If √2 is rational, then √2 can be written as z/y for some integers z and y, where z and y are coprime. Then, 2=z²/y².
Consider the hypothetical integer z. It is equal to √2*y. Since y and z are coprime, y cannot contain a factor of √2. Thus, z does not contain a factor of 2; the highest integer power of 2 that is a factor of z is 2^0.
On the other hand, z² does have a factor of 2; it is equal to 2*y² (since y has no factor of √2, y² therefore has no factor of 2).
Therefore, to claim that p² contains exactly twice as many powers of 2 as p is exactly equivalent to claiming that √2 is irrational.
Even if √2 is rational, it is not an integer, and (especially in your second paragraph) you are trying to do things with it that only make sense with integers.
I don't think that continuing this conversation can be productive, since you seem to be objecting to standard techniques. A rigorous textbook in number theory can probably explain the proof that √2 is irrational more thoroughly, and you can follow back the lemmas and see exactly where your confusion lies.

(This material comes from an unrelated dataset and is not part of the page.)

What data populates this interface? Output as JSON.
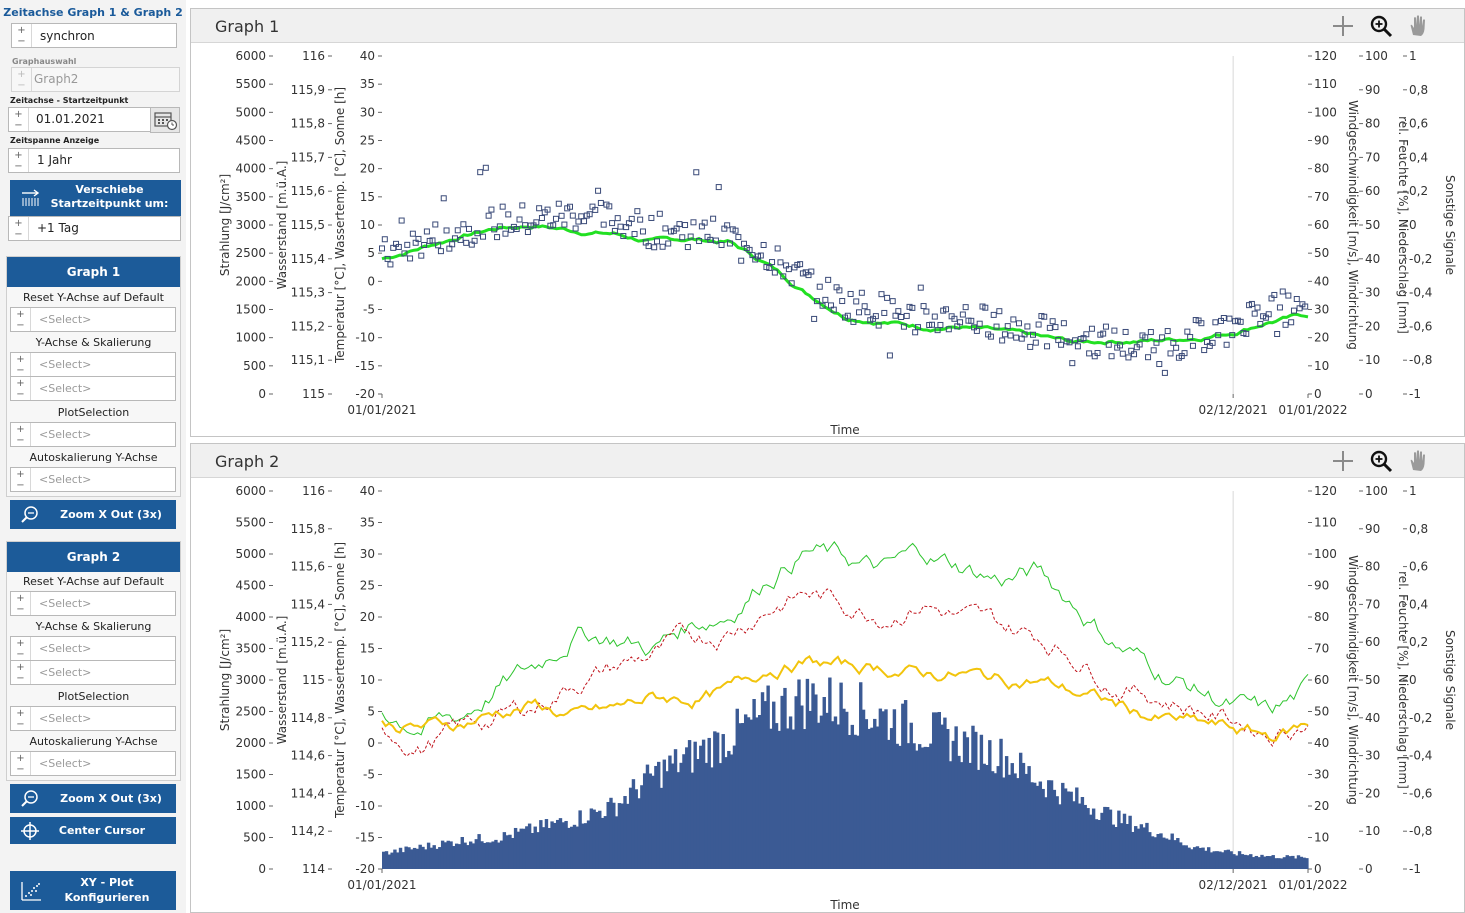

Isn't the point of math that all mathematical truths are logically equivalent? (In beore Gödel.)
Depends on the axioms you're using.
Well, there's an informal notion that if two theorems T1 and T2 are both true, yet T1 <=> T2 is much easier to prove than either T1 and T2, then the two are equivalent. (There's also the formal notion that two axioms are equivalent if assuming either one lets you prove the other, but I don't think that's especially relevant here.)
That's not close to being the most confused part of the comment you're replying to.